Bisnis bank amat mengandalkan kepercayaan nasabah. Tanpa hal itu, niscaya bisnis bank bakal runtuh. Kasus bocornya data pribadi yang terus-menerus terjadi ini jelas dapat menggerus kepercayaan publik pada kredibilitas bank-bank kita. Sudah saatnya perbankan membersihkan jajarannya dari sekelompok orang yang gemar menggunting dalam lipatan.
Selain itu, OJK bisa berperan lebih aktif mencegah praktik penipuan dengan memanfaatkan kebocoran data nasabah semacam ini. Praktik jual-beli data nasabah di dunia maya amat mudah dilacak.
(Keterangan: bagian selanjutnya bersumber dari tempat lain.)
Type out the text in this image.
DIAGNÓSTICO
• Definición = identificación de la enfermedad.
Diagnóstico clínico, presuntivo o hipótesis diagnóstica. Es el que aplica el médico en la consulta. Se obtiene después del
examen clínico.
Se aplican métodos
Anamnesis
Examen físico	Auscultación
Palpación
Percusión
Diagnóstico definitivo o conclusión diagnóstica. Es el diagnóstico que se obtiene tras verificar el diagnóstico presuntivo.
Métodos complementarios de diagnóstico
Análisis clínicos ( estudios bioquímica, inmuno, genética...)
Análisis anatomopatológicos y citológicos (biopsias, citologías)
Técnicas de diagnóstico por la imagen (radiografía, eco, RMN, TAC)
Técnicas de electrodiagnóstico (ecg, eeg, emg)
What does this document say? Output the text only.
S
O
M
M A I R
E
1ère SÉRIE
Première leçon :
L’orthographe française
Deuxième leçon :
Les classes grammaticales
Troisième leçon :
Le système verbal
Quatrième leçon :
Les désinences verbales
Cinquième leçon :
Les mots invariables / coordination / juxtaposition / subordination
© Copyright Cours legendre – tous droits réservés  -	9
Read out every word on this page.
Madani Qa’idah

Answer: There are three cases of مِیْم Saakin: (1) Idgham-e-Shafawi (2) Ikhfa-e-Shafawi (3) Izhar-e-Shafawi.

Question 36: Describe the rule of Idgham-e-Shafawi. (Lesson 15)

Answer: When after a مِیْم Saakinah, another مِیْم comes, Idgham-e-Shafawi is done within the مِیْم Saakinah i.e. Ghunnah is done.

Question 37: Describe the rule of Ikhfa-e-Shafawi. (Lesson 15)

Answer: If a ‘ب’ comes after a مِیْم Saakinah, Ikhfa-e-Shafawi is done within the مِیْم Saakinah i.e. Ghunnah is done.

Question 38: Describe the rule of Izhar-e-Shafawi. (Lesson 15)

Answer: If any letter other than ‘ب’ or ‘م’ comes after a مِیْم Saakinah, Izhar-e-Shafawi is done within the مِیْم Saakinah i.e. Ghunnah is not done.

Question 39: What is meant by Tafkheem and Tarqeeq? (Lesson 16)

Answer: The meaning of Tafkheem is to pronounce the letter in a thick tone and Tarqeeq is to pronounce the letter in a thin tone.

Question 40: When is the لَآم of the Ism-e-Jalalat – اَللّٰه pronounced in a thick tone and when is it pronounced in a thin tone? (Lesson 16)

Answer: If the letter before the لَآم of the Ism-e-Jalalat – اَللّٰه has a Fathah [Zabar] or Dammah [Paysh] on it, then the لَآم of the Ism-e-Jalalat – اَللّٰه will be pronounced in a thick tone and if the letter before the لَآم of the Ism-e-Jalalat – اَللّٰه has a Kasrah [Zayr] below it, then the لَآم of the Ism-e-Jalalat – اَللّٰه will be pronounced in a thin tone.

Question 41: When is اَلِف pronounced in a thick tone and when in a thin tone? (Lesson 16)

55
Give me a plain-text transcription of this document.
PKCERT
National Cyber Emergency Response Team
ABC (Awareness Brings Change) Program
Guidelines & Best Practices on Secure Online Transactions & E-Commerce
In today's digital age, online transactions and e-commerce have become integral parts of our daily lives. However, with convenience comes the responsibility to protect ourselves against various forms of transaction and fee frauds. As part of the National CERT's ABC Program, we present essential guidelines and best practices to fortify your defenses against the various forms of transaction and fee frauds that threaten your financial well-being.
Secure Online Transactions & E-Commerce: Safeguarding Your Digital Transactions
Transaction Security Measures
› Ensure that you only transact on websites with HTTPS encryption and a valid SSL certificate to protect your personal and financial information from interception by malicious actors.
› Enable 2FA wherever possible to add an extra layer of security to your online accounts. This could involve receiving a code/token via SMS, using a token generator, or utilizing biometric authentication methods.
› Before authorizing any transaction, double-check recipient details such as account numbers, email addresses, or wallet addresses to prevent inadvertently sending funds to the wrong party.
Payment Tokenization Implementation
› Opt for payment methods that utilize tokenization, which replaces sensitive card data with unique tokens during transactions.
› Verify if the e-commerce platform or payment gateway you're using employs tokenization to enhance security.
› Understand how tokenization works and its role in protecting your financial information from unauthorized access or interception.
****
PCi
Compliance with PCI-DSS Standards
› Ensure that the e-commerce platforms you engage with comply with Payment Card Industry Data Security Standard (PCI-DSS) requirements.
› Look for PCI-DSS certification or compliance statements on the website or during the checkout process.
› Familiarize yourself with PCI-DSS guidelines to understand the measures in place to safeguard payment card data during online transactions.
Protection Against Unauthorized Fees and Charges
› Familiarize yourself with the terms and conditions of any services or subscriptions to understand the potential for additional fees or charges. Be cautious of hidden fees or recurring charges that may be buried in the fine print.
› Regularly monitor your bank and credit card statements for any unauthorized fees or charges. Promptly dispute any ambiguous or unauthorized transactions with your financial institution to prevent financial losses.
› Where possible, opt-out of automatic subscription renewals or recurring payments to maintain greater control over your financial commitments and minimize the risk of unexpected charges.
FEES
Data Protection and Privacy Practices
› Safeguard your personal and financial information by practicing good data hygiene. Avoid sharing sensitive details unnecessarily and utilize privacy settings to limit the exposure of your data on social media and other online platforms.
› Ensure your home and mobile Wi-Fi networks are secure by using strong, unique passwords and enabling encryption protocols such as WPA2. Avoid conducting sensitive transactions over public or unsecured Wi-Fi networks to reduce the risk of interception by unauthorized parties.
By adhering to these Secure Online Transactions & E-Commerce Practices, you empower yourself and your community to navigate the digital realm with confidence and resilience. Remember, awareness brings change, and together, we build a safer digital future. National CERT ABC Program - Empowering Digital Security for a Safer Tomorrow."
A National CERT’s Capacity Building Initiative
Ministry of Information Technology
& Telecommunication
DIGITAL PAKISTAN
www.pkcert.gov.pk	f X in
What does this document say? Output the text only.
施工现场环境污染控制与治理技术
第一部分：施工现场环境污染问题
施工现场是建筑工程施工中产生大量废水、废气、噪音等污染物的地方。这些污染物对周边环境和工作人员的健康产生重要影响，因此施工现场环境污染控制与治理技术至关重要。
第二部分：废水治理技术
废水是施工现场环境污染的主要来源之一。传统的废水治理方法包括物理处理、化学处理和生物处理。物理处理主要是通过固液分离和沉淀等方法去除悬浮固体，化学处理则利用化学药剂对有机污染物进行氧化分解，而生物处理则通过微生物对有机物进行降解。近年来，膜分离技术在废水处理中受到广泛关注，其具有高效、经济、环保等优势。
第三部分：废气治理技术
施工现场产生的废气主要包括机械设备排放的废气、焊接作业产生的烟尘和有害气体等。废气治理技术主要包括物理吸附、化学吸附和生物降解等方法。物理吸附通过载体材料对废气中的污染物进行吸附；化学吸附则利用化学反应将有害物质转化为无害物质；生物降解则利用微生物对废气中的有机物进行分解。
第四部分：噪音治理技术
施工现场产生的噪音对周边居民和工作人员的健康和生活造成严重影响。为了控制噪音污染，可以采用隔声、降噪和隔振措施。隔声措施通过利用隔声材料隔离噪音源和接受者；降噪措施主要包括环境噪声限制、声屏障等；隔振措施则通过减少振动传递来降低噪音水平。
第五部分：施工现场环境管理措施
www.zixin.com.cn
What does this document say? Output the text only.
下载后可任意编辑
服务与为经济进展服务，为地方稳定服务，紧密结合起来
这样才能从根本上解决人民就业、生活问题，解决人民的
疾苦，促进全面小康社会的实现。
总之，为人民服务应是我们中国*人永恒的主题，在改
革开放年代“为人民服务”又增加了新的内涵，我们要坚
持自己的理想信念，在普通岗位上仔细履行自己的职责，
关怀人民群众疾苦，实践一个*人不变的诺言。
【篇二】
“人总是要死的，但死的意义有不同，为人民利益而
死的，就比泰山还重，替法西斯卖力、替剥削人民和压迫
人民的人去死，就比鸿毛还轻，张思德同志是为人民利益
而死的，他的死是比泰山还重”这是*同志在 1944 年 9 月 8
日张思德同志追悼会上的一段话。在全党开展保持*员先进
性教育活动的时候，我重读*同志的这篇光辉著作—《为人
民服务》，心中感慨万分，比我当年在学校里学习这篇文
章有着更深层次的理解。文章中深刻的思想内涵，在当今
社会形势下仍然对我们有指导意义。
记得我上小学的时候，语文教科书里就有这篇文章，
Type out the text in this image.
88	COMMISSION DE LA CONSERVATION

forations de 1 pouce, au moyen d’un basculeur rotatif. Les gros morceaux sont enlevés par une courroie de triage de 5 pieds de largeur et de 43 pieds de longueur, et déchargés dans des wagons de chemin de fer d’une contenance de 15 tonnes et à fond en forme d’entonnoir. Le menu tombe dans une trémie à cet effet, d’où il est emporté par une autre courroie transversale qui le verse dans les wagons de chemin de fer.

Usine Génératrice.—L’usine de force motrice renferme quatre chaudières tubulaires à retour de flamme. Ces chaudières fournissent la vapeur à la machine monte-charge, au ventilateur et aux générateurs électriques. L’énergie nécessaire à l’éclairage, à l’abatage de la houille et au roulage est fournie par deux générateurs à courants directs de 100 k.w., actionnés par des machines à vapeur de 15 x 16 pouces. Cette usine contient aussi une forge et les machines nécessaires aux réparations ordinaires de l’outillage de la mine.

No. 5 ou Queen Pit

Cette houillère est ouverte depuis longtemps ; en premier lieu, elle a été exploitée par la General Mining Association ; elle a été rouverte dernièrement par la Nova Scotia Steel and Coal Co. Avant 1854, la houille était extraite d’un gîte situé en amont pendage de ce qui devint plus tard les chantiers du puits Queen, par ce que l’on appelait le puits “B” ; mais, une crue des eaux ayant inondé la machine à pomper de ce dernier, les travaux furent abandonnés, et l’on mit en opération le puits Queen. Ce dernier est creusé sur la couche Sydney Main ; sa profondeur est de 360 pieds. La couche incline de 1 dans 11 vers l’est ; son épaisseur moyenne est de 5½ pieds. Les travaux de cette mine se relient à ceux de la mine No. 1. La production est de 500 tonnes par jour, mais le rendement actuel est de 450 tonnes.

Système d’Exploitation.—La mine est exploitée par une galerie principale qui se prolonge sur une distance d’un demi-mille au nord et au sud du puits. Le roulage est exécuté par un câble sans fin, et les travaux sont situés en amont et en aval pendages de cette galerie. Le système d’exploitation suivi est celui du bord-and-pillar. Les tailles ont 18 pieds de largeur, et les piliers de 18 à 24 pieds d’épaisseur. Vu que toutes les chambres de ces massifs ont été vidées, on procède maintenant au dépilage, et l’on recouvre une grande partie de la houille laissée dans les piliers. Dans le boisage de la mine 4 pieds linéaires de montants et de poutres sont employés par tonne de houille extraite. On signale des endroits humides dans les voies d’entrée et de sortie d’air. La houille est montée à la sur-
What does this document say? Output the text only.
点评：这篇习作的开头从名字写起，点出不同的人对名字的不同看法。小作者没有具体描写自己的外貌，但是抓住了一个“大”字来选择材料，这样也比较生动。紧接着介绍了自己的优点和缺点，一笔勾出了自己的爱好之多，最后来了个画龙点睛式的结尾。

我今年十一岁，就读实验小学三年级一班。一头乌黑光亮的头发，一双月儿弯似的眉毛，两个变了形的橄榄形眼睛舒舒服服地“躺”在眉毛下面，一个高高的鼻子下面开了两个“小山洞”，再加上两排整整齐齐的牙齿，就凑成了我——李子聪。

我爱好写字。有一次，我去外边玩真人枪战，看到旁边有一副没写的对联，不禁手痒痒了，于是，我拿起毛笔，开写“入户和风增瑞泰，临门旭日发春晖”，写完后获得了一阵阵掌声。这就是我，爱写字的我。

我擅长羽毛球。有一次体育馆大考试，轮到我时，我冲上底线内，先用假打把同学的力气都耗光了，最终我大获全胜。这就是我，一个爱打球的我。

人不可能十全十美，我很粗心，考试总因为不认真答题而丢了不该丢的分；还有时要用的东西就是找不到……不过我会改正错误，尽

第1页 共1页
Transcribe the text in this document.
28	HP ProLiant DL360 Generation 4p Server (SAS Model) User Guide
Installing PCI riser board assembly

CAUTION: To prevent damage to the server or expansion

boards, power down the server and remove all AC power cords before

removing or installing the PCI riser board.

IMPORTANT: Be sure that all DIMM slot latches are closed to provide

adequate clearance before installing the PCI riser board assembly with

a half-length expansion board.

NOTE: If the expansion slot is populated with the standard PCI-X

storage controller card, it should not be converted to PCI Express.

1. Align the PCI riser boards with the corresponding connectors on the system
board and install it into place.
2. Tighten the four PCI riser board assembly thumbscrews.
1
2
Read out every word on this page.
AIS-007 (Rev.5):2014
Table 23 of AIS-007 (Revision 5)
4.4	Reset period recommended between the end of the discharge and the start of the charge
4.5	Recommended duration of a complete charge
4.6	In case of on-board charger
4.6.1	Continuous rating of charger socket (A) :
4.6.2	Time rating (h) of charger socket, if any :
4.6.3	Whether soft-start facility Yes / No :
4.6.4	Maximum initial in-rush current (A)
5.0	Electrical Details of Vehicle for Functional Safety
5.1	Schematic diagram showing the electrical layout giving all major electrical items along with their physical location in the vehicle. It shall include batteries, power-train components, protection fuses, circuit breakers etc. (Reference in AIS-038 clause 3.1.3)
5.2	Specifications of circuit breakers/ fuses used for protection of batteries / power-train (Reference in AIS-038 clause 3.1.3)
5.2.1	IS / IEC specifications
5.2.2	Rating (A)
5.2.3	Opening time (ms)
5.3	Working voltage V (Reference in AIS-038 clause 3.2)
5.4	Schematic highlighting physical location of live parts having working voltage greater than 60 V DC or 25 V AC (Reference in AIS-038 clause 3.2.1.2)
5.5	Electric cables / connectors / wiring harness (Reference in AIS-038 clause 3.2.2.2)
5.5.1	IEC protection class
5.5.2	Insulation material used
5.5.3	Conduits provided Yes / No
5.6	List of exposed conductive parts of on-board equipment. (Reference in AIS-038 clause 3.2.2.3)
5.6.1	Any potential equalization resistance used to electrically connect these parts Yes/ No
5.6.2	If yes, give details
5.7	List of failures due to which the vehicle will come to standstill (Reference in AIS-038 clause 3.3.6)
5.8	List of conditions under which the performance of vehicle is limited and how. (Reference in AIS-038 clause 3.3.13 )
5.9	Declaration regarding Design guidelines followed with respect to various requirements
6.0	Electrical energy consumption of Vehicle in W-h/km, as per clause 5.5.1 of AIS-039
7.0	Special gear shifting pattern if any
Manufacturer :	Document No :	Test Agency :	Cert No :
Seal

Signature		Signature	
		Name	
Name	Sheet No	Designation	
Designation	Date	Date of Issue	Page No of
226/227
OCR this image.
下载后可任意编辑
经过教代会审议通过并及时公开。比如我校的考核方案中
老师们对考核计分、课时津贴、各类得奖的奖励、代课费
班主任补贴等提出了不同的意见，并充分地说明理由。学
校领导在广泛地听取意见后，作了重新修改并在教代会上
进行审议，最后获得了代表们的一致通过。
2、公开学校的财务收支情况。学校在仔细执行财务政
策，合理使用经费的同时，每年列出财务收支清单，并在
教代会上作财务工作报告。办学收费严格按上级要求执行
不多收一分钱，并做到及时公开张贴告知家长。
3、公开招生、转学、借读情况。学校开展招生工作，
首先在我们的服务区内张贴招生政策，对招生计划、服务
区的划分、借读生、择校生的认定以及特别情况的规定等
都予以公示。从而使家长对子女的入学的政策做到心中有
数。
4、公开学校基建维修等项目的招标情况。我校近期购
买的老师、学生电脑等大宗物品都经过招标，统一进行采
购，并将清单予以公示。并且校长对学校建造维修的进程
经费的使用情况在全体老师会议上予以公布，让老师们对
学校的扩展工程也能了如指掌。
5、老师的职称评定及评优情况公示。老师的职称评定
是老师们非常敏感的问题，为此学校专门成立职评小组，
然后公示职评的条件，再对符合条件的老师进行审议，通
Tak terlampau sulit buat OJK melacak sumber data yang diperjualbelikan. Bank-bank yang terindikasi nakal perlu diawasi dengan lebih ketat.
Kasus pembobolan data nasabah perbankan yang terus berulang ini juga menunjukkan lemahnya perlindungan hukum terhadap data pribadi. Sudah saatnya pemerintah dan Dewan Perwakilan Rakyat duduk bersama menyelesaikan pembahasan Undang-Undang Perlindungan Data Pribadi. Hanya dengan cara itulah upaya pengamanan data nasabah bisa dilakukan dengan lebih baik.